I Have Never Used Risk Management Before, Is It Too Late To Start Now?

No, it is never too late to incorporate risk management into your trading strategy. We recommend all strategies and traders incorporate the ideas of risk management into their trades.

What Are The Brokers With The Best Risk Management Tools?

Finding the best broker is not always straightforward and will depend on several factors, including your country of residence, expertise, trading capital and strategy.

Many of the top regulated brokers will offer trading platforms with a range of calculators and order types that can be used to mitigate risk.

Additionally, you could look out for firms with a range of educational content on the topic or specific additional features, like deal cancellation.

Is Risk Management Going To Impact My Trading?

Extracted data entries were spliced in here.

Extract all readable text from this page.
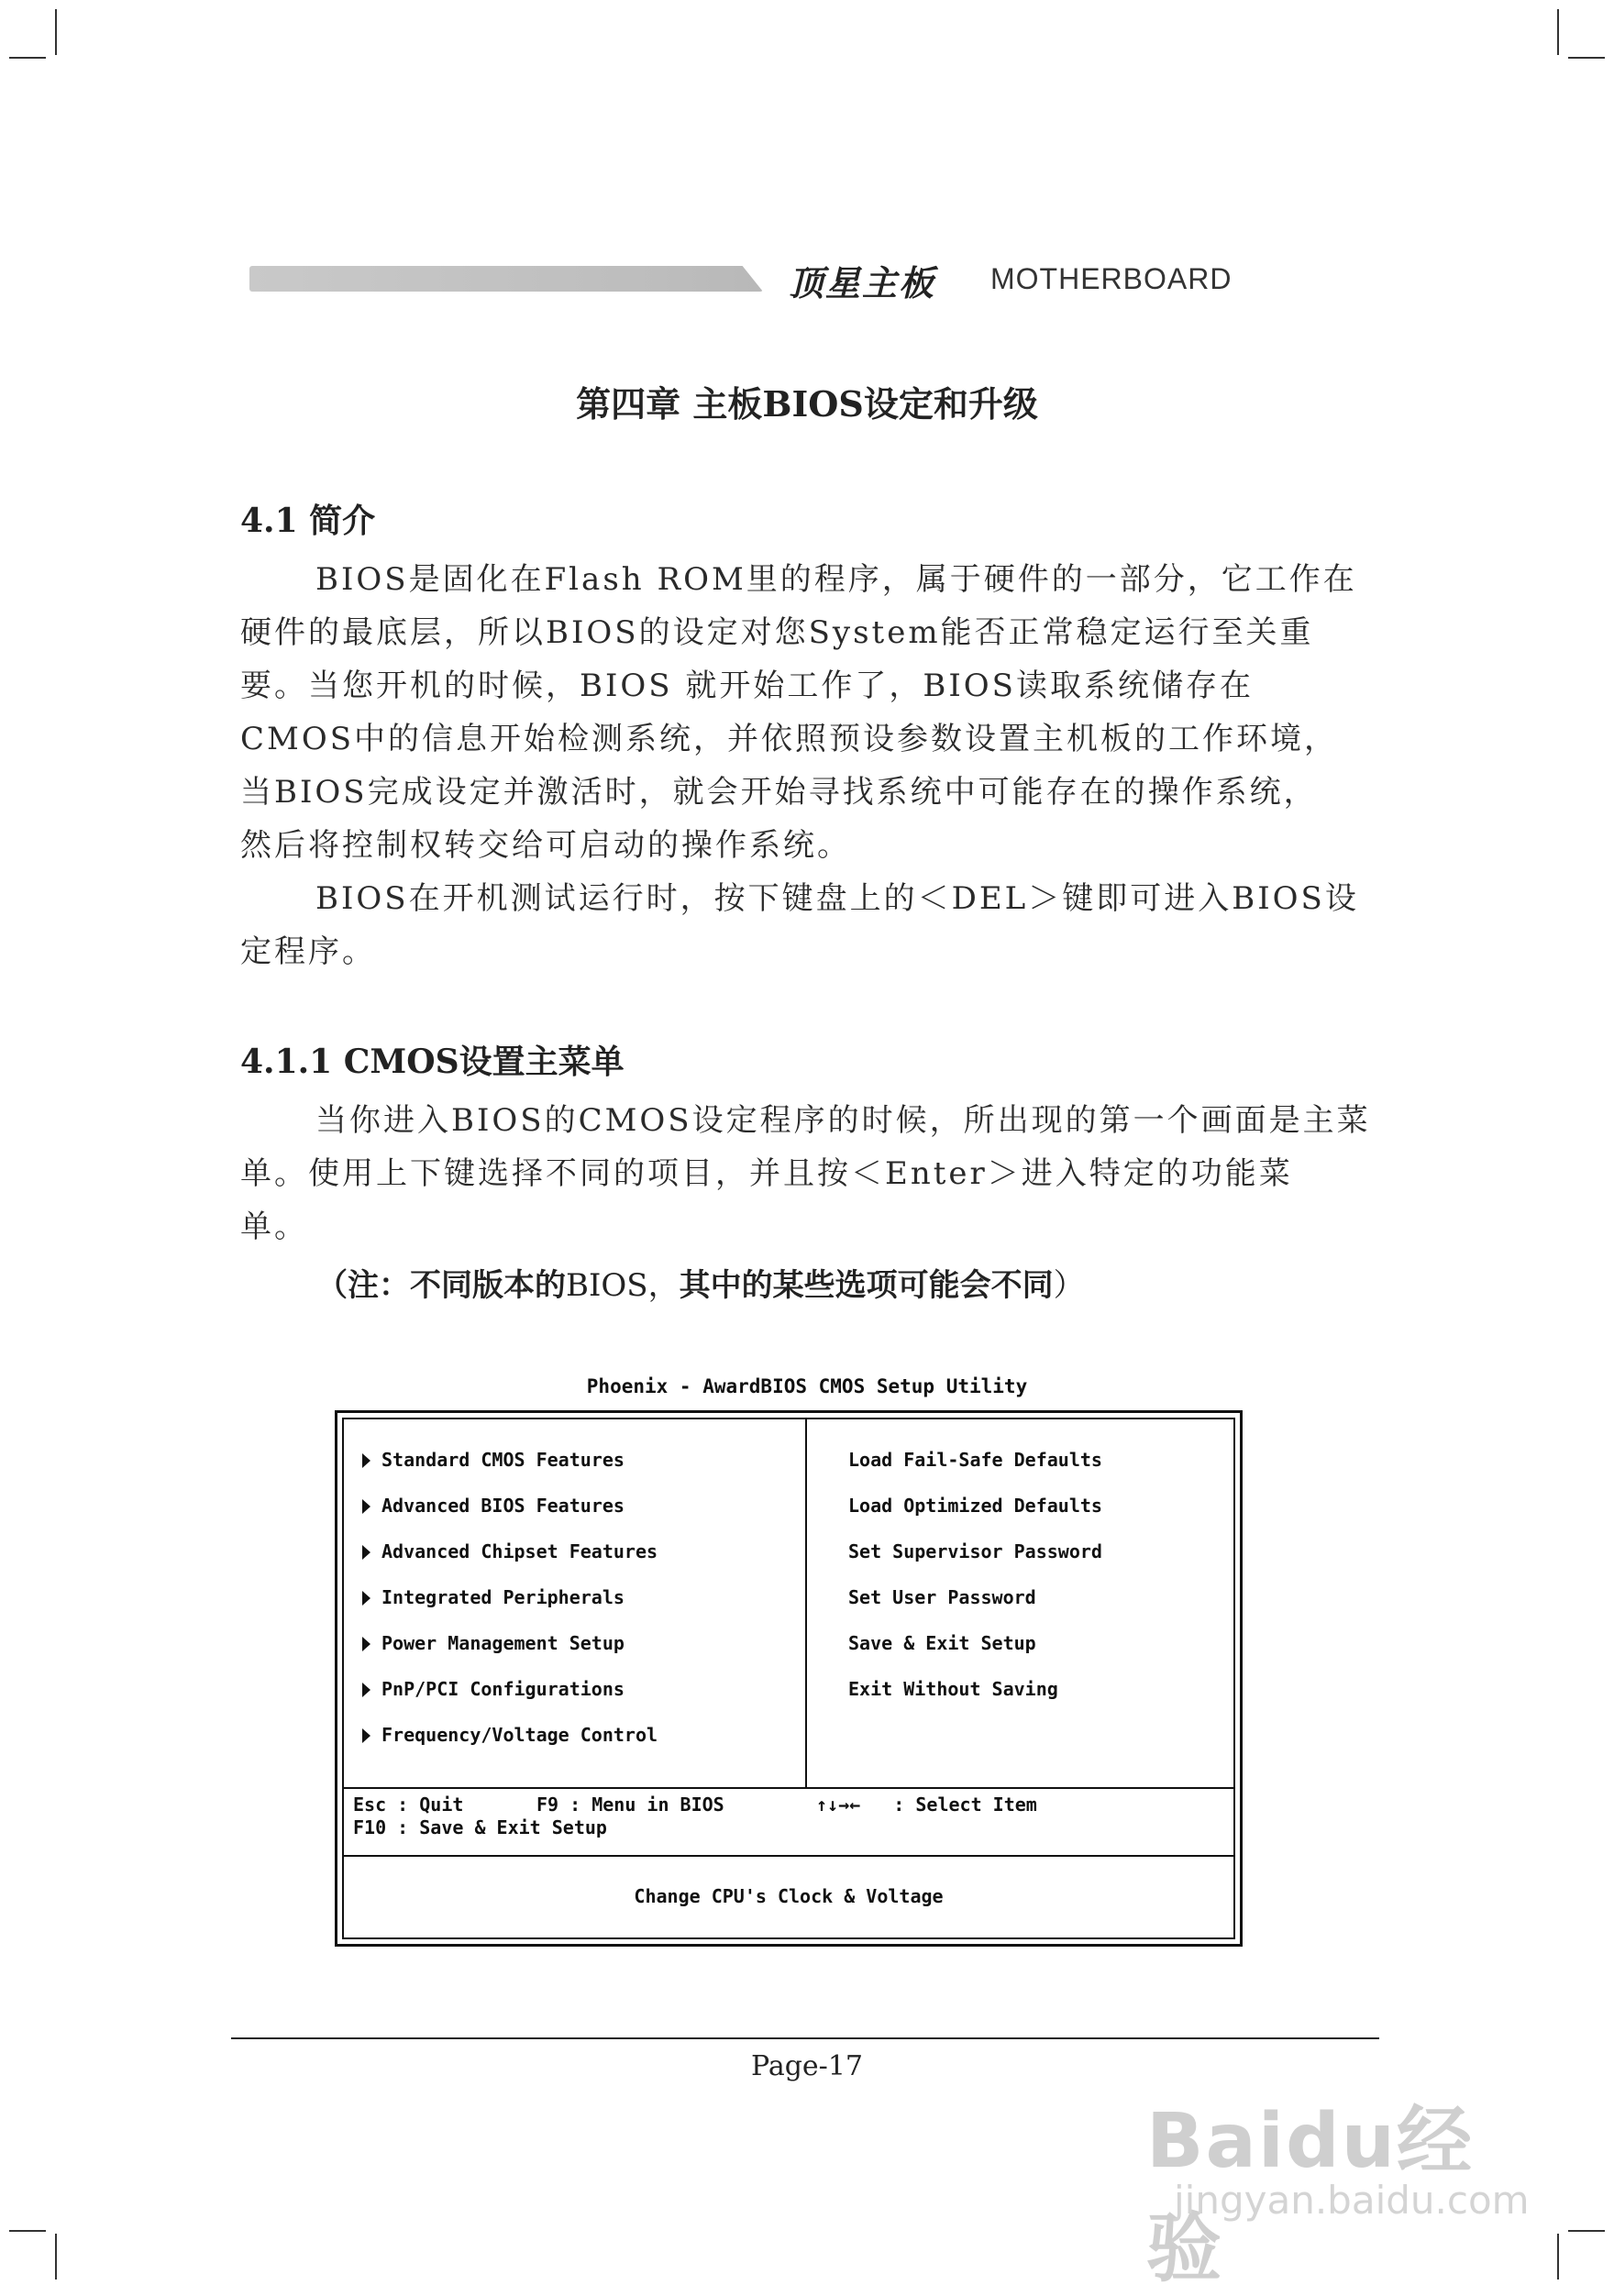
顶星主板 MOTHERBOARD
第四章 主板BIOS设定和升级
4.1 简介
BIOS是固化在Flash ROM里的程序，属于硬件的一部分，它工作在
硬件的最底层，所以BIOS的设定对您System能否正常稳定运行至关重
要。当您开机的时候，BIOS 就开始工作了，BIOS读取系统储存在
CMOS中的信息开始检测系统，并依照预设参数设置主机板的工作环境，
当BIOS完成设定并激活时，就会开始寻找系统中可能存在的操作系统，
然后将控制权转交给可启动的操作系统。
BIOS在开机测试运行时，按下键盘上的＜DEL＞键即可进入BIOS设
定程序。
4.1.1 CMOS设置主菜单
当你进入BIOS的CMOS设定程序的时候，所出现的第一个画面是主菜
单。使用上下键选择不同的项目，并且按＜Enter＞进入特定的功能菜
单。
（注：不同版本的BIOS，其中的某些选项可能会不同）
Phoenix - AwardBIOS CMOS Setup Utility
Standard CMOS Features
Advanced BIOS Features
Advanced Chipset Features
Integrated Peripherals
Power Management Setup
PnP/PCI Configurations
Frequency/Voltage Control
Load Fail-Safe Defaults
Load Optimized Defaults
Set Supervisor Password
Set User Password
Save & Exit Setup
Exit Without Saving
Esc : Quit	F9 : Menu in BIOS	↑↓→←   : Select Item
F10 : Save & Exit Setup
Change CPU's Clock & Voltage
Page-17
Baidu经验
jingyan.baidu.com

At face value, risk management strategies may appear conservative. However, they have no impact on the results of trades, they simply offer a layer of protection for – both trader and broker – from extreme market volatility.

Is Risk Management Hard?

Risk management is not particularly hard to implement, though you need to understand the whys and hows. There is a wealth of information available online to help you get to grips with the principles. Furthermore, an increasing number of brokers offer free tools so you can weave it into your current strategies.